The revenue for these companies grew by 10.8%, marking a second consecutive quarter of double-digit growth. Key sectors such as banking and finance, capital goods, healthcare, and power have seen notable upgrades in earnings estimates. Despite challenges from artificial intelligence solutions, the IT sector also saw upgrades for all 28 companies in the sample, supported by cheaper valuations and a strong order pipeline.
IndusInd Bank, Eternal (formerly Zomato), and Tata Motors PV have reported over five times increase in their one-year forward earnings estimates. Conversely, analysts have reduced estimates for state-owned oil marketing companies like IOCL, BPCL, and HPCL by 71-75% due to geopolitical tensions affecting marketing margins.
The positive earnings revisions reflect a broader trend of improved corporate performance, with analysts adjusting their forecasts to align with the latest financial results. The depreciating rupee against major currencies has also contributed to better sales realizations for exporters.

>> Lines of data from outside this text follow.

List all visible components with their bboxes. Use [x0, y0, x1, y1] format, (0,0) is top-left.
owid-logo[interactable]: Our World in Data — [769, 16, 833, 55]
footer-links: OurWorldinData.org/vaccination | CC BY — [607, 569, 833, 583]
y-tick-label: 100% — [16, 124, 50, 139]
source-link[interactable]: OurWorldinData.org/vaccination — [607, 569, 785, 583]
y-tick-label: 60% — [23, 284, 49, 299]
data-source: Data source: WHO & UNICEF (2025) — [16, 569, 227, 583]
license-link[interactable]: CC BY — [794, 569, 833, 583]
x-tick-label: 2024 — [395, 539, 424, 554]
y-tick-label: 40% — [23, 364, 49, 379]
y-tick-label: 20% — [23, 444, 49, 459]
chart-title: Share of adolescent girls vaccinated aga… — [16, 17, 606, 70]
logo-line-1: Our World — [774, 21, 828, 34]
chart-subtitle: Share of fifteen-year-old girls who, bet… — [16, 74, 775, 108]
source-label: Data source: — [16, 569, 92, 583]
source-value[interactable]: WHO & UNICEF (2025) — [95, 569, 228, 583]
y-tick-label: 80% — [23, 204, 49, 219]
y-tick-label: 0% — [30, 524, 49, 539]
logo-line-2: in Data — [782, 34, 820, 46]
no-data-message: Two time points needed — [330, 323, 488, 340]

As India Inc continues to show resilience, stakeholders will be closely monitoring the impact of global economic factors and domestic policy changes on future earnings. The focus will remain on how companies adapt to evolving market dynamics and leverage growth opportunities.
Background
The latest earnings revisions come after a period of strong financial performance by India Inc, with companies benefiting from non-operating components and favorable currency conditions. The trend of earnings upgrades highlights the resilience of Indian companies in navigating economic challenges.
As India Inc continues to show resilience, stakeholders will be closely monitoring the impact of global economic factors and domestic policy changes on future earnings. The focus will remain on how companies adapt to evolving market dynamics and leverage growth opportunities.